Shazzan appeared in "The Final Encounter", an episode of Space Ghost. It was last episode of the six part "The Council of Doom". Space Ghost falls in a trap that transports him to the dimension of Shazzan. Shazzan helps him defeat the Sultan of Flame and transports him back to his own dimension.

A satirized version of Shazzan named Shazzang! appeared as an animated short as part of Robert Smigel's Saturday TV Funhouse feature on the late night sketch comedy series Saturday Night Live, on the May 14, 2005 episode. The parody depicted the genie Shazzang quickly defeating the villain, but then maiming and executing the villain in an increasingly sadistic fashion, to the horror of Chuck, Nancy, and Kaboobie, eventually babbling about having to "please his dad". It is shown on the DVD version of the SNL special "The Best of TV Funhouse".

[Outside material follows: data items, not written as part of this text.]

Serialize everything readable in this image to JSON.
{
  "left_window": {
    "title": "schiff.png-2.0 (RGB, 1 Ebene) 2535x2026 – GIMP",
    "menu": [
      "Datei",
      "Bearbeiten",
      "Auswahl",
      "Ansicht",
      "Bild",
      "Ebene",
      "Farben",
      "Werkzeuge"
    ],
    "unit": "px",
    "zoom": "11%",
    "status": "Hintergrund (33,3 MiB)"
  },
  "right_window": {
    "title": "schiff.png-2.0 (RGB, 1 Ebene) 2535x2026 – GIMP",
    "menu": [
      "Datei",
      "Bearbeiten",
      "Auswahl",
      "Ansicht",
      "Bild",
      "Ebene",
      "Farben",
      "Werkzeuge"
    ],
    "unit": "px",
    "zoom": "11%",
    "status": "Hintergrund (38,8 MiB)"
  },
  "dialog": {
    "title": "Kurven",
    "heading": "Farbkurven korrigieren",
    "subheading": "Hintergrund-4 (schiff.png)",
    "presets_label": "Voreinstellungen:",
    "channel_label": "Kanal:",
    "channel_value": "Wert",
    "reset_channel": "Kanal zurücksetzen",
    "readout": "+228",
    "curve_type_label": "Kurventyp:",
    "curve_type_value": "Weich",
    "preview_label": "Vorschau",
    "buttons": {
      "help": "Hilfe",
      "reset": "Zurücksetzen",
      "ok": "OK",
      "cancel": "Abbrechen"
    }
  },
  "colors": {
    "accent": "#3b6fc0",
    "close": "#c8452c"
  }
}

Shazzan appears in Jellystone! voiced by Fajer Al-Kaisi. This version is shown to be at normal size and is a love interest for Mildew Wolf. Shazzan does many vendor jobs and is often working as a ticket seller at the Jellystone Theatre. He mentions Kaboobie in the season 2 episode "Lady Danjjer: Is It Wrong to Long for Kabong?" where he gives a shoutout to him at the time when Shazzan was promoting his gourmet ice cream.

==Home media==
Two episodes of Shazzan were released on a Saturday morning cartoon compilation, along with a short video containing some background information. On April 3, 2012, Warner Archive released Shazzan: The Complete Series on DVD in region 1 as part of their Hanna–Barbera Classics Collection. This is a Manufacture-on-Demand (MOD) release, available exclusively through Warner's online store and Amazon.com. All episodes, while not perfect, have been remastered for this release.